Transmission d’entreprise et remploi en assurance-vie

Par : edicom

Par Philippe Curnillon, fondateur et président du cabinet BC Finances, et Fabrice Haehl, consultant-associé chez BC Finances

Dans le cadre d’une cession d’entreprise, le dirigeant souhaitera préparer la transmission du patrimoine et réfléchir à sa protection future. Il devra aussi faire face à de nombreux changements en termes de flux de trésorerie et de fiscalité : mise en place de revenus complémentaires nécessaires pour pallier l’absence de revenus professionnels, inversion de la fiscalité courante (IR en baisse et potentiellement hausse de l’IFI en cas de conservation des biens immobiliers professionnels, perdant leur exonération suite à la cession des titres, par exemple).
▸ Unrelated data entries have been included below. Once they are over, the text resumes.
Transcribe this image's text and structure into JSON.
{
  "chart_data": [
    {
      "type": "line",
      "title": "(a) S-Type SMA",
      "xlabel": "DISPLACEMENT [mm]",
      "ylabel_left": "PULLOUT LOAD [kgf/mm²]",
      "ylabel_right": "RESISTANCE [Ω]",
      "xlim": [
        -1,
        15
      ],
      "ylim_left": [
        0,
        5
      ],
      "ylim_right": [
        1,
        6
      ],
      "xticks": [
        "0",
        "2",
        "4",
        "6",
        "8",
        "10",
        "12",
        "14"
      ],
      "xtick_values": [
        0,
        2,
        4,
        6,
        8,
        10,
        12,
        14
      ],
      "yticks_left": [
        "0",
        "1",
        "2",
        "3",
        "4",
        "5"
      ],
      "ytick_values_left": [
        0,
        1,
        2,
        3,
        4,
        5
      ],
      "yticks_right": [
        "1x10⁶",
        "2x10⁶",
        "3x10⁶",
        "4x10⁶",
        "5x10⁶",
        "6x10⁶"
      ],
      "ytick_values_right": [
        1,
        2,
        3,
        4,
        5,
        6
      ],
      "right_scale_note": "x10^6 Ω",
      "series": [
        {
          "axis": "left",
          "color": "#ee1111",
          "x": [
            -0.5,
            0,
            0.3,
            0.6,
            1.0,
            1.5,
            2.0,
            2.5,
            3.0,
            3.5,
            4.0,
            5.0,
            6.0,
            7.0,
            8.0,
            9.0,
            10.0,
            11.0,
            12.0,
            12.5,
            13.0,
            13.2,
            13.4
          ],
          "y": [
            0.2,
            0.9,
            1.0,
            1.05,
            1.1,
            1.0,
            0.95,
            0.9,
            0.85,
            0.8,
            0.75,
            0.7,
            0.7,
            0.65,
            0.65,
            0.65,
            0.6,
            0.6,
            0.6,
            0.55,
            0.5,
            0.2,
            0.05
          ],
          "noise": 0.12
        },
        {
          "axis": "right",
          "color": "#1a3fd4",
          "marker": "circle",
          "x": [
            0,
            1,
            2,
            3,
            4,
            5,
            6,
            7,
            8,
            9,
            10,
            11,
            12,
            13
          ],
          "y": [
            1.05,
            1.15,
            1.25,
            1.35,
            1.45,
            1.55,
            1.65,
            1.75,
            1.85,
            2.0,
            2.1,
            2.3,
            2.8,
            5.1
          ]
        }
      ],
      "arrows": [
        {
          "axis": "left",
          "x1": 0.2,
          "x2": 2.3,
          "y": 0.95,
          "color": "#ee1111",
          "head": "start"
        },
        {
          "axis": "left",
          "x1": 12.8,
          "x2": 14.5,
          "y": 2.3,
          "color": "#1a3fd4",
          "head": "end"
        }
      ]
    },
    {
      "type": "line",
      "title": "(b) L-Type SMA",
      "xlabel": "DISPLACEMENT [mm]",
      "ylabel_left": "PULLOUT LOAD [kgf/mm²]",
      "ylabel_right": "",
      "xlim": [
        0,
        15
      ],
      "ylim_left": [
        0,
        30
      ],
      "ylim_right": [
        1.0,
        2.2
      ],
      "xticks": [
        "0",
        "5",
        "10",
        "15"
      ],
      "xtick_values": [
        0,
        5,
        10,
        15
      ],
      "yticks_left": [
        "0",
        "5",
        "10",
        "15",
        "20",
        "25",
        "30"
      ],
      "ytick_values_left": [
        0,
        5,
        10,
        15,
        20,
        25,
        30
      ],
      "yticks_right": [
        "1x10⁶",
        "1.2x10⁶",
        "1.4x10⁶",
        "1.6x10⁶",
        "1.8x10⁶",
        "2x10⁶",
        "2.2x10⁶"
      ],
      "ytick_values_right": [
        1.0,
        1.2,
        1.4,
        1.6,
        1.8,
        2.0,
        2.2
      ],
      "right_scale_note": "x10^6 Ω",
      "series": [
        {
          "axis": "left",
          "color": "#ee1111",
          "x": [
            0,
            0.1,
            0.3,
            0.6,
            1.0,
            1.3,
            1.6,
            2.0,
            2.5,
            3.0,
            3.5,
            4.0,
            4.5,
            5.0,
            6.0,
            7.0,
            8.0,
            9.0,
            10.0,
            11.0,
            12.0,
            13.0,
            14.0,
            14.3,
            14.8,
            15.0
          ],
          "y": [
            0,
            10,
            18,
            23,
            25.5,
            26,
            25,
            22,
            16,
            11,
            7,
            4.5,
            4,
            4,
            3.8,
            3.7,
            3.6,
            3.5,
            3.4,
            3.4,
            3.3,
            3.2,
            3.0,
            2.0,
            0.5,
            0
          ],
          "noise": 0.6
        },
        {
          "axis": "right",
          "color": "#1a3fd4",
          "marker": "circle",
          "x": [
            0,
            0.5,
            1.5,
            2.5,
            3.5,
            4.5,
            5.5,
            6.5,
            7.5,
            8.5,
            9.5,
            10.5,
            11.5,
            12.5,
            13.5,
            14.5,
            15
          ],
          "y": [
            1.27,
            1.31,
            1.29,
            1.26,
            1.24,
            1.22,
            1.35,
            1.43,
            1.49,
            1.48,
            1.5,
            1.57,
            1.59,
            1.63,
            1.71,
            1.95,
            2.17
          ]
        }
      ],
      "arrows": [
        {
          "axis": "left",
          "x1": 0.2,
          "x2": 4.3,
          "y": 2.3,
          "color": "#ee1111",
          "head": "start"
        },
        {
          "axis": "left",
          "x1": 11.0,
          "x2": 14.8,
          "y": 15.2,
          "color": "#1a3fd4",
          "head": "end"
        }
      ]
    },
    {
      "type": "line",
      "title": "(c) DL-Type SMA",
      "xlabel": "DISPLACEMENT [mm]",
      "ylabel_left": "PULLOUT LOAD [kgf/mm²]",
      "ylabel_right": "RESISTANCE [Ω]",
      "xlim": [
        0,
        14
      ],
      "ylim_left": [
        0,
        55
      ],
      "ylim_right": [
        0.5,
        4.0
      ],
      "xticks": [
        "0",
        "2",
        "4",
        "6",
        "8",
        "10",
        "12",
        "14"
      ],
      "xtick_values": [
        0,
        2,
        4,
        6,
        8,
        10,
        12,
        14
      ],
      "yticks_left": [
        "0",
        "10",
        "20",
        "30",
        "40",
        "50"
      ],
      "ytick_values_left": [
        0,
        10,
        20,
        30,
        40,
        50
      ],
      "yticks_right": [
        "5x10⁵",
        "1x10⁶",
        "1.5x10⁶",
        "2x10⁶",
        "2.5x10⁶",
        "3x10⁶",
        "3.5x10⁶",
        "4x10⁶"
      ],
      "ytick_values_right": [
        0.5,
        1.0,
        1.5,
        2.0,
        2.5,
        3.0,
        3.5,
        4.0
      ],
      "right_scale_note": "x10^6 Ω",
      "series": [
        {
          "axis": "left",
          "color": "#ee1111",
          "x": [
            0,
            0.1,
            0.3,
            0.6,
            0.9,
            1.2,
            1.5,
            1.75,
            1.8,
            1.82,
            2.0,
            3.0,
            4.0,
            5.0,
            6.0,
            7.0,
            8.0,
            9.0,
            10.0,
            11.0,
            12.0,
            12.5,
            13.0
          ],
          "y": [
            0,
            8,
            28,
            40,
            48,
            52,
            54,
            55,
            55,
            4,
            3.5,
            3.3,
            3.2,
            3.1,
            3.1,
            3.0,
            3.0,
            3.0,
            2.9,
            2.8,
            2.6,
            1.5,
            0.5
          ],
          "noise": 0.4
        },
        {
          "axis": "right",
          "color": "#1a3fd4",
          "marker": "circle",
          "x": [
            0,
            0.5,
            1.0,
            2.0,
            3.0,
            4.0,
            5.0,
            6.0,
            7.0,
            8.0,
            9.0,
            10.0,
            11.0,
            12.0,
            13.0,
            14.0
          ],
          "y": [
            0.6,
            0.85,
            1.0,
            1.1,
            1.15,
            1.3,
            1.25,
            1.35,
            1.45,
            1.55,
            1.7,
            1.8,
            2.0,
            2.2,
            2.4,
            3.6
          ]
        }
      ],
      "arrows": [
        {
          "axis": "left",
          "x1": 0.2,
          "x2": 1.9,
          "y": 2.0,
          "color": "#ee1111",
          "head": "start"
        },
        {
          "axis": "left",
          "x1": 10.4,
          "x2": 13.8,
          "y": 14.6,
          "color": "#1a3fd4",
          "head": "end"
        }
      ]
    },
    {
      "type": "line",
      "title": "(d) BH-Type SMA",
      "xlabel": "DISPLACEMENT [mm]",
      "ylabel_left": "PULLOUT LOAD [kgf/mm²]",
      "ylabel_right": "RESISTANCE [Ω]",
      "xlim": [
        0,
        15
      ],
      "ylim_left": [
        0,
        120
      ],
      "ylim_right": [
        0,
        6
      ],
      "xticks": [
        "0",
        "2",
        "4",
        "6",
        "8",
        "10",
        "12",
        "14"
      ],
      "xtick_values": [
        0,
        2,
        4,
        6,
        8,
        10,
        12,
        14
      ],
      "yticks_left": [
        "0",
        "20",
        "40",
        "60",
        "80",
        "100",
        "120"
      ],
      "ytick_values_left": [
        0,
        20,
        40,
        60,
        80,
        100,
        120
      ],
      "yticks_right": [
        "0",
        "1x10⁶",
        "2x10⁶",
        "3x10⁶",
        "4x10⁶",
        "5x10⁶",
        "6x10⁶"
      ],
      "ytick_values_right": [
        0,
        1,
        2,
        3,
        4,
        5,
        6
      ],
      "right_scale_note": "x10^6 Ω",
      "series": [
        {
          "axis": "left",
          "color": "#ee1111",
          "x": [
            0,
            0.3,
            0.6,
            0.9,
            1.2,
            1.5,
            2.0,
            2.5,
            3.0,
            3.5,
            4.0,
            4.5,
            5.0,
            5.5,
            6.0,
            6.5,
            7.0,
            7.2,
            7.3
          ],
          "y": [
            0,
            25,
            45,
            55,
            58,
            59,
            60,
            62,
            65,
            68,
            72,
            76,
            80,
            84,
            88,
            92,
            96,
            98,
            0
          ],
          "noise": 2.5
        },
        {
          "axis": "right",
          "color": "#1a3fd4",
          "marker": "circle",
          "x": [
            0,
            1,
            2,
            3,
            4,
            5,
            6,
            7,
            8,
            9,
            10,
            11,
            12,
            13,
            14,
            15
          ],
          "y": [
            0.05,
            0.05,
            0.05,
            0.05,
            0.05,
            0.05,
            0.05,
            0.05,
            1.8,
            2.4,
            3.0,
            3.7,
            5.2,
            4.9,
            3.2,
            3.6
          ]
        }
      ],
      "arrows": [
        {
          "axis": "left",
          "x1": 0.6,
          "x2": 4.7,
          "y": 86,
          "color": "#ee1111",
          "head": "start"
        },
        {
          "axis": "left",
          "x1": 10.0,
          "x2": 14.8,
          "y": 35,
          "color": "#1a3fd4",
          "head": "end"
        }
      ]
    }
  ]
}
L’objectif principal du dirigeant sera de maintenir son train de vie et d’obtenir des revenus complémentaires, dans les meilleures conditions fiscales. Pour ce faire, les contrats d’assurance-vie à participation aux bénéfices différée sont particulièrement adaptés à cette situation. En effet, ce sont des contrats d’assurance-vie spécifiques qui disposent d’un mécanisme particulier et offrent des avantages fiscaux supplémentaires.

Le contrat à participation aux bénéfices différés

L’article A331-9 du Code des assurances prévoit que les compagnies d’assurance disposent de huit ans pour inscrire en compte les intérêts des contrats d’assurance-vie. Ainsi, les compagnies d’assurance se basent sur cet article pour isoler juridiquement et temporairement les intérêts perçus sur le support spécifique dénommé « participation aux bénéfices ». Son fonctionnement est simple.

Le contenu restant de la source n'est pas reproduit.